Este año del 2009 se han dedicado quince artículos de cierta
extensión a la equívocamente denominada transición, que en realidad
fue una descarada ruptura, auspiciada desde el exterior y llevada a
la práctica merced a la desvergonzada contribución de tantas
deslealtades que se prestaron a la acción desde cotas privilegiadas
de poder, manipulando falazmente a la opinión pública mayoritaria
ajena a lo que se tramaba desde las altas esferas en tan aciagas
circunstancias, en las que nadie pensaba ni deseaba una transición
drástica como la que tuvo lugar.
Gonzalo Fernández de la Mora, una de las mentes más lúcidas del
siglo XX, en su magistral libro “Los errores del cambio”, agotado y
no reeditado, relata exhaustivamente con conocimiento de causa, que
la transición se hizo desde las alturas sin intervención del
ciudadano.
Eduardo Martín de Pozuelo, colaborador de “La Vanguardia”, se dedica
a relatar a la pública opinión, subjetivamente, los acontecimientos
históricos que propiciaron la transición, concediendo un
protagonismo desproporcionado a la exigua oposición nacional,
dividida y desorganizada, prácticamente desconocida en aquellas
fechas, frente a una aplastante mayoría continuista.
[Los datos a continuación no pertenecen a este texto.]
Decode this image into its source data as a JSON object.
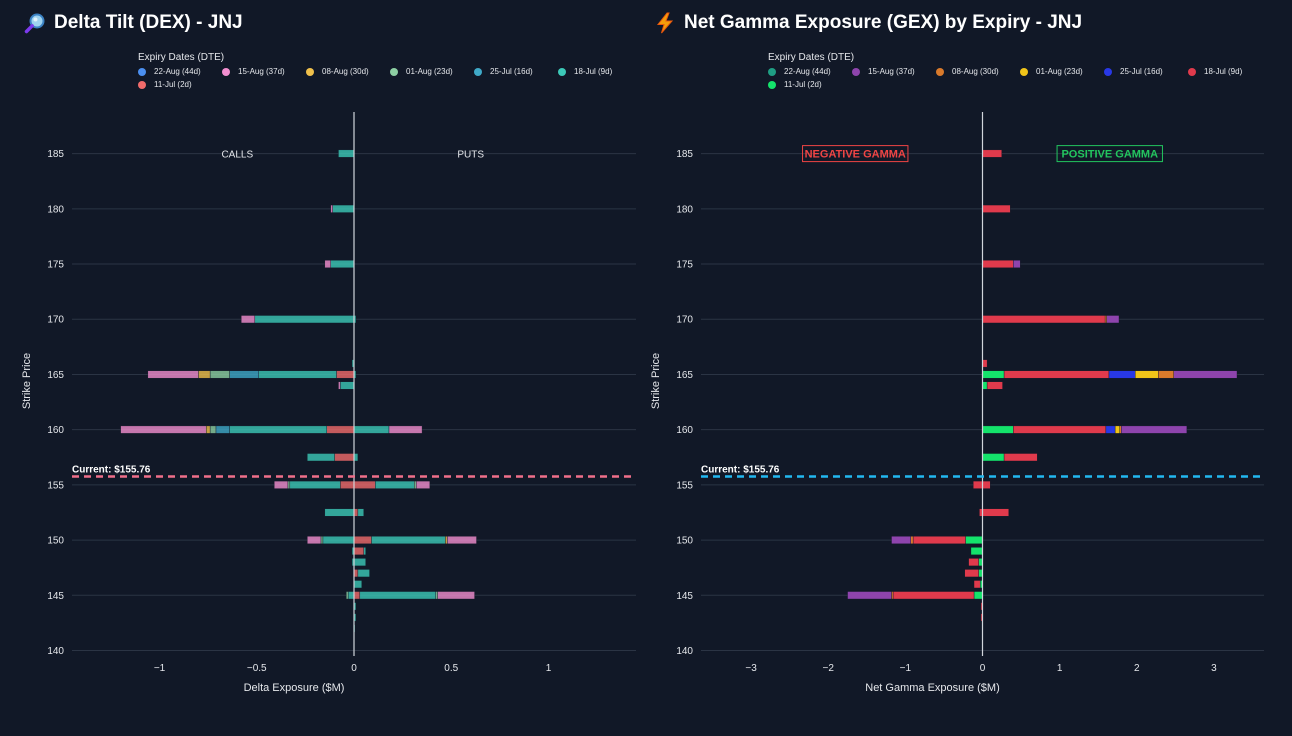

Fue una
verdadera farsa legal urdida entre los que detentaban el poder en
aquella coyuntura, con apariencia de normalidad constitucional, a
tenor de las personas elegidas digitalmente para ocupar los cargos
de máxima responsabilidad, que en un principio no infundieron
sospechas ni desconfianza alguna, por sus nombres y procedencia
dentro del Régimen.
El
mencionado articulista, fundamenta su tesis en los resultados de la
investigación sobre la transición española a través de los
documentos desclasificados de los gobiernos occidentales, datos
generalmente conocidos por los estudiosos contemporáneos de los
hechos, sin aportar informaciones relevantes nuevas.
Los
anglosajones y las grandes potencias europeas tenían un interés
extraordinario en la definitiva liquidación de la autocracia, que
había transformado superlativamente a España, elevándola en cuatro
décadas a la novena potencia mundial, para implantar un régimen de
libertades que favoreciera con largueza los intereses comunitarios,
en menoscabo de las conveniencias nacionales, como se ha ido
comprobando sucesivamente. Nunca mejor acertada la opinión de
Gonzalo Fernández de la Mora: “A nadie en Europa le interesa que
España sea una gran nación”.
Ciertos iluminados, relacionan el principio de la transición con el
denominado Plan de Estabilización que tuvo lugar en julio de 1959,
impulsado por la entrada en el gobierno de los tecnócratas liderados
por los eminentes ministros Alberto Ullastres, de Comercio y Mariano
Rubio titular de Hacienda, ambos pertenecientes al Opus Dei.
Estadistas académicamente preparados en sus diversas áreas, cuya
gestión se fundamentó en el sacrificio, la eficacia y austeridad por
encima de otros factores coyunturales. Lograron un crecimiento
económico y desarrollo espectacular con favorable repercusión en
todos los ámbitos de la sociedad española.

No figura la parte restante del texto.